Donald Trump bears no "ill will" toward Rep. Ilhan Omar, D-Minn., who was targeted by the president in a Twitter video message intercut with images of the Sept. 11 terror attacks on the U.S., White House spokeswoman Sarah Huckabee Sanders said Sunday.
Friday's tweet was the latest attack by Trump on Omar, one of the first Muslim women elected to Congress. It turned up the temperature after the president a week ago mocked the Minnesota lawmaker in a speech in Las Vegas to a Jewish Republican group.
Video: The remarks of the freshman member of Congress during an address to a Muslim rights organization spawned controversy, but it was just a snippet of a 20-minute speech. (Meg Kelly/The Washington Post)
In the latest incident, Trump posted a video to his 60 million Twitter followers that used a short snippet of an Omar speech followed by images of the burning Twin Towers in New York. The tweet is currently "pinned" to the top of Trump's Twitter feed, and has been shared 86,000 times.
Asked in a separate appearance on "Fox News Sunday" whether Trump is worried he was inciting violence against Muslims or Omar, 37, a Somali American who immigrated with her family to the U.S. as a teenager after living in a Kenyan refugee camp, Sanders said no. She blamed Democrats for refusing "to call her out" for what she termed anti-Semitic comments by Omar.

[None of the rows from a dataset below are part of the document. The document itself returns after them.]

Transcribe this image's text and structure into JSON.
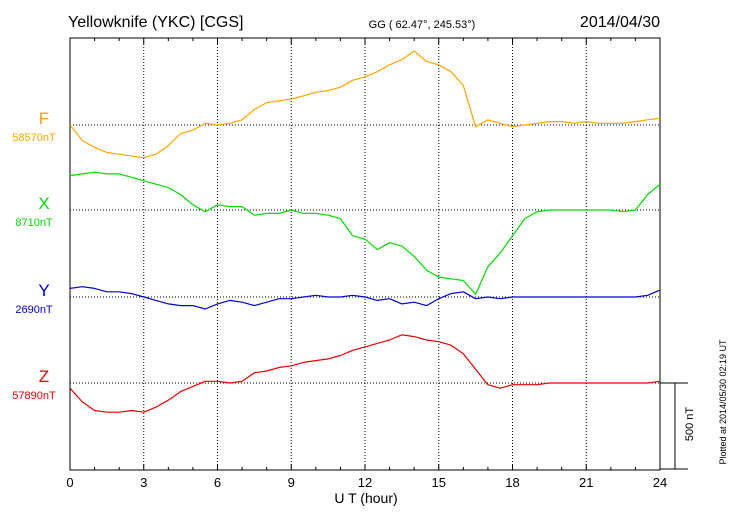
{
  "header": {
    "station": "Yellowknife (YKC)  [CGS]",
    "coords": "GG ( 62.47°, 245.53°)",
    "date": "2014/04/30"
  },
  "xaxis": {
    "label": "U T (hour)",
    "ticks": [
      "0",
      "3",
      "6",
      "9",
      "12",
      "15",
      "18",
      "21",
      "24"
    ],
    "range": [
      0,
      24
    ]
  },
  "scale_label": "500 nT",
  "scale_nT": 500,
  "plotted_note": "Plotted at 2014/05/30 02:19 UT",
  "colors": {
    "F": "#ffa500",
    "X": "#00dd00",
    "Y": "#0000dd",
    "Z": "#ee0000"
  },
  "chart_data": {
    "type": "line",
    "x_unit": "hour UT",
    "y_unit": "nT",
    "x": [
      0,
      0.5,
      1,
      1.5,
      2,
      2.5,
      3,
      3.5,
      4,
      4.5,
      5,
      5.5,
      6,
      6.5,
      7,
      7.5,
      8,
      8.5,
      9,
      9.5,
      10,
      10.5,
      11,
      11.5,
      12,
      12.5,
      13,
      13.5,
      14,
      14.5,
      15,
      15.5,
      16,
      16.5,
      17,
      17.5,
      18,
      18.5,
      19,
      19.5,
      20,
      20.5,
      21,
      21.5,
      22,
      22.5,
      23,
      23.5,
      24
    ],
    "series": [
      {
        "name": "F",
        "baseline_label": "58570nT",
        "baseline": 58570,
        "values": [
          58570,
          58480,
          58440,
          58410,
          58400,
          58390,
          58380,
          58400,
          58450,
          58520,
          58540,
          58580,
          58570,
          58580,
          58600,
          58660,
          58700,
          58710,
          58720,
          58740,
          58760,
          58770,
          58790,
          58830,
          58850,
          58880,
          58920,
          58950,
          59000,
          58940,
          58920,
          58880,
          58800,
          58560,
          58600,
          58580,
          58560,
          58570,
          58580,
          58590,
          58590,
          58580,
          58590,
          58580,
          58580,
          58580,
          58590,
          58600,
          58610
        ]
      },
      {
        "name": "X",
        "baseline_label": "8710nT",
        "baseline": 8710,
        "values": [
          8910,
          8920,
          8930,
          8920,
          8920,
          8900,
          8880,
          8860,
          8840,
          8800,
          8740,
          8700,
          8740,
          8730,
          8730,
          8680,
          8690,
          8690,
          8710,
          8690,
          8690,
          8680,
          8660,
          8560,
          8540,
          8480,
          8520,
          8500,
          8440,
          8360,
          8320,
          8310,
          8300,
          8220,
          8380,
          8460,
          8560,
          8660,
          8700,
          8710,
          8710,
          8710,
          8710,
          8710,
          8710,
          8700,
          8710,
          8800,
          8860
        ]
      },
      {
        "name": "Y",
        "baseline_label": "2690nT",
        "baseline": 2690,
        "values": [
          2740,
          2750,
          2740,
          2720,
          2720,
          2710,
          2690,
          2670,
          2650,
          2640,
          2640,
          2620,
          2650,
          2670,
          2660,
          2640,
          2660,
          2680,
          2680,
          2690,
          2700,
          2690,
          2690,
          2700,
          2690,
          2670,
          2680,
          2650,
          2660,
          2640,
          2680,
          2710,
          2720,
          2680,
          2690,
          2680,
          2690,
          2690,
          2690,
          2690,
          2690,
          2690,
          2690,
          2690,
          2690,
          2690,
          2690,
          2700,
          2730
        ]
      },
      {
        "name": "Z",
        "baseline_label": "57890nT",
        "baseline": 57890,
        "values": [
          57860,
          57780,
          57730,
          57720,
          57720,
          57730,
          57720,
          57750,
          57790,
          57840,
          57870,
          57900,
          57900,
          57890,
          57900,
          57950,
          57960,
          57980,
          57990,
          58010,
          58020,
          58030,
          58050,
          58080,
          58100,
          58120,
          58140,
          58170,
          58160,
          58140,
          58130,
          58110,
          58060,
          57970,
          57880,
          57860,
          57880,
          57880,
          57880,
          57890,
          57890,
          57890,
          57890,
          57890,
          57890,
          57890,
          57890,
          57890,
          57900
        ]
      }
    ],
    "grid": "on (dotted)"
  }
}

"Nothing could be further from the truth. The president is not trying to incite violence against anybody. He's actually speaking out against it," Sanders said on Fox, one of two appearances on Sunday talk shows. "The president will continue to call her out, call her out by name and he's not going to be ashamed nor should he be."
On April 5, a western New York man who told FBI agents that he "loves the President, and that he hates radical Muslims in our government," was arrested for threatening to murder Omar in a phone call to her office. Trump's comment to the Republican Jewish Coalition came a day later.
Omar sent a string of tweets on Saturday after Trump's Sept. 11 video, but she didn't address the president directly. In one she said that "no one person - no matter how corrupt, inept, or vicious - can threaten my unwavering love for America."
Video: Omar: 'I'm as American as everyone else'
Rep. Jerrold Nadler, D-N.Y., said Sunday that the snippet of Omar's speech used by Trump came from extended remarks about discrimination against Muslim Americans after the Sept. 11 attacks.
"She just said that, after that happened, it was used as an excuse for lots of discrimination and for withdrawal of civil liberties," Nadler, whose Congressional district includes lower Manhattan, site of the World Trade Center towers destroyed in 2001, said on CNN's "State of the Union."